The murine gamma-herpesvirus-68 MK3 protein inhibits CD8(+) T cell recognition by ubiquitinating the cytoplasmic tails of classical MHC class I heavy chains. Here we show that MK3 also provides the first example of a protein that degrades tapasin and TAP. The degradation was MK3 RING finger dependent and primarily affected TAP. MK3 associated with TAP1 in the absence of tapasin or TAP2, suggesting that TAP1 was a primary binding partner in the peptide loading complex. TAP2 also played a major role in MK3 stability and function. By degrading TAP, therefore, MK3 limited its own expression. However, TAP degradation also broadened the MK3 inhibitory repertoire and achieved a remarkable resistance to MHC class I upregulation by interferon-gamma, suggesting that it represents a specific adaptation to immune evasion in lymphoid tissue.

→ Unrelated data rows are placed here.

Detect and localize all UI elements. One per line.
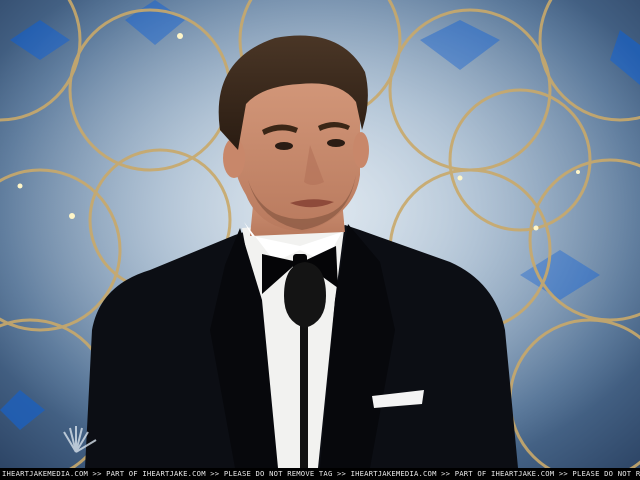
watermark-text: IHEARTJAKEMEDIA.COM >> PART OF IHEARTJAK… [2,469,640,478]
stage-scene [0,0,640,468]
ear-right [353,132,369,168]
watermark-bar: IHEARTJAKEMEDIA.COM >> PART OF IHEARTJAK… [0,468,640,480]
video-frame: IHEARTJAKEMEDIA.COM >> PART OF IHEARTJAK… [0,0,640,480]
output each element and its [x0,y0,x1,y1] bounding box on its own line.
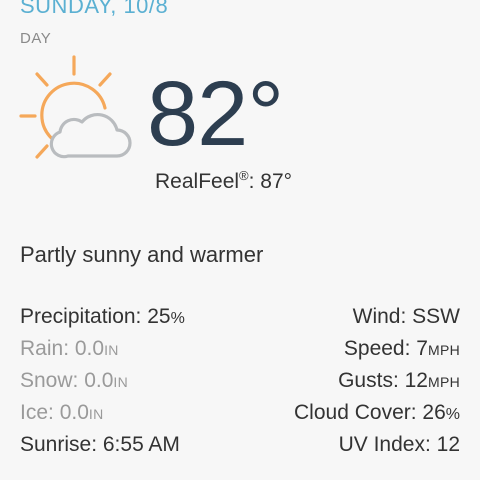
precipitation-stat: Precipitation: 25% [20,302,185,334]
sunrise-stat: Sunrise: 6:55 AM [20,430,180,462]
cloud-cover-value: 26 [422,401,446,424]
details-row: Precipitation: 25% Wind: SSW [20,302,460,334]
sunrise-label: Sunrise: [20,433,103,456]
rain-label: Rain: [20,337,75,360]
speed-value: 7 [416,337,428,360]
rain-value: 0.0 [74,337,105,360]
snow-value: 0.0 [84,369,114,392]
rain-unit: IN [104,342,119,358]
gusts-value: 12 [404,369,428,392]
details-row: Rain: 0.0IN Speed: 7MPH [20,334,460,366]
current-temperature: 82° [147,63,284,165]
registered-mark: ® [239,168,249,183]
cloud-cover-label: Cloud Cover: [294,401,423,424]
snow-stat: Snow: 0.0IN [20,366,128,398]
uv-index-stat: UV Index: 12 [339,430,460,462]
details-row: Ice: 0.0IN Cloud Cover: 26% [20,398,460,430]
wind-label: Wind: [352,305,413,328]
rain-stat: Rain: 0.0IN [20,334,119,366]
ice-stat: Ice: 0.0IN [20,398,104,430]
gusts-stat: Gusts: 12MPH [338,366,460,398]
precipitation-unit: % [170,310,185,327]
precipitation-value: 25 [147,305,171,328]
snow-unit: IN [113,374,129,390]
wind-value: SSW [412,305,460,328]
gusts-label: Gusts: [338,369,405,392]
ice-value: 0.0 [59,401,89,424]
cloud-cover-unit: % [445,406,460,423]
snow-label: Snow: [20,369,85,392]
partly-sunny-icon [19,55,132,159]
date-heading: SUNDAY, 10/8 [20,0,169,18]
precipitation-label: Precipitation: [20,305,148,328]
weather-details: Precipitation: 25% Wind: SSW Rain: 0.0IN… [20,302,460,462]
details-row: Sunrise: 6:55 AM UV Index: 12 [20,430,460,462]
uv-index-label: UV Index: [338,433,437,456]
realfeel-label: RealFeel [155,170,240,193]
gusts-unit: MPH [427,374,460,390]
details-row: Snow: 0.0IN Gusts: 12MPH [20,366,460,398]
ice-label: Ice: [20,401,60,424]
sunrise-value: 6:55 AM [102,433,180,456]
speed-label: Speed: [343,337,417,360]
speed-unit: MPH [427,342,460,358]
realfeel-temperature: RealFeel®: 87° [155,168,292,194]
speed-stat: Speed: 7MPH [344,334,460,366]
cloud-cover-stat: Cloud Cover: 26% [294,398,460,430]
weather-day-detail: SUNDAY, 10/8 DAY 82° RealFeel®: 87° Part… [0,0,480,480]
realfeel-value: : 87° [248,170,293,193]
ice-unit: IN [88,406,104,422]
uv-index-value: 12 [436,433,460,456]
wind-stat: Wind: SSW [353,302,460,334]
period-label: DAY [20,30,52,47]
cloud-icon [49,113,132,159]
weather-phrase: Partly sunny and warmer [20,242,264,267]
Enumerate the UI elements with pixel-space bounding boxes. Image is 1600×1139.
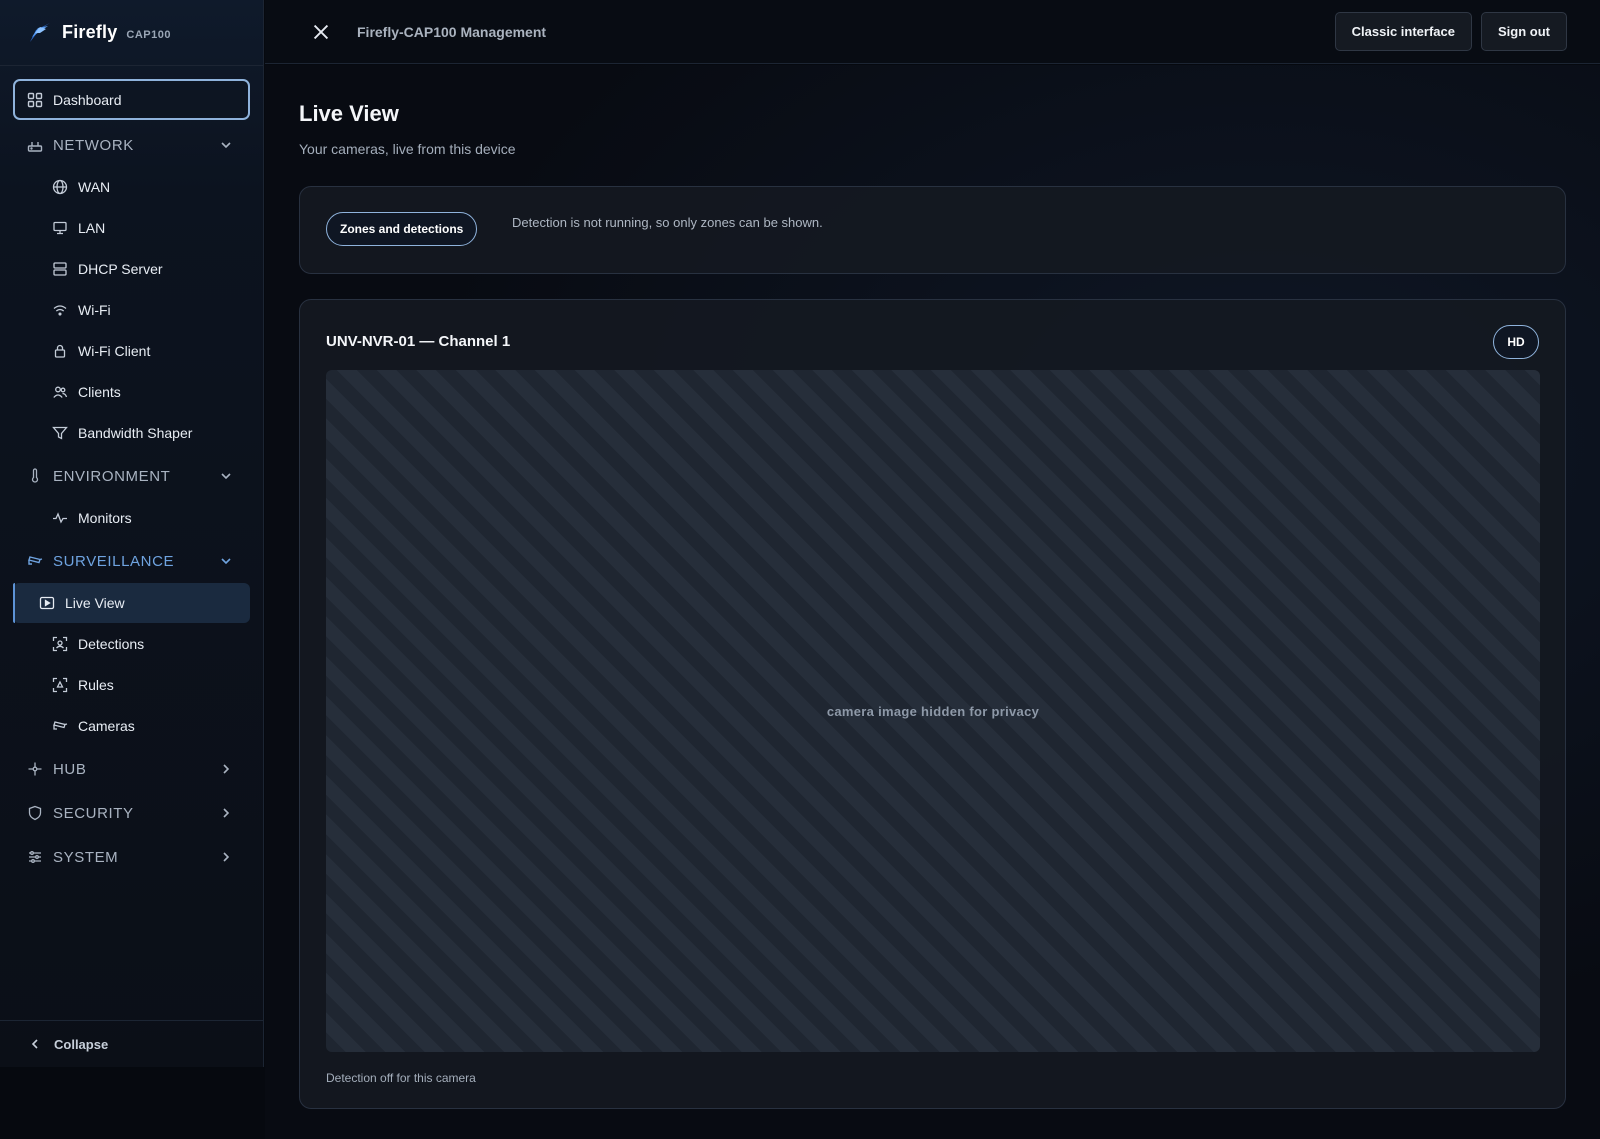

鼠γ-疱疹病毒68型的MK3蛋白通过泛素化经典MHC I类重链的胞质尾部来抑制CD8(+) T细胞识别。在此我们表明,MK3还是首个能降解塔帕辛(tapasin)和抗原加工相关转运体(TAP)的蛋白实例。这种降解依赖于MK3的环指结构域,且主要影响TAP。在没有塔帕辛或TAP2的情况下,MK3与TAP1结合,这表明TAP1是肽装载复合物中的主要结合伴侣。TAP2在MK3的稳定性和功能中也起主要作用。因此,通过降解TAP,MK3限制了其自身的表达。然而,TAP的降解也拓宽了MK3的抑制范围,并对γ干扰素介导的MHC I类上调产生了显著抗性,这表明它代表了在淋巴组织中对免疫逃逸的一种特殊适应。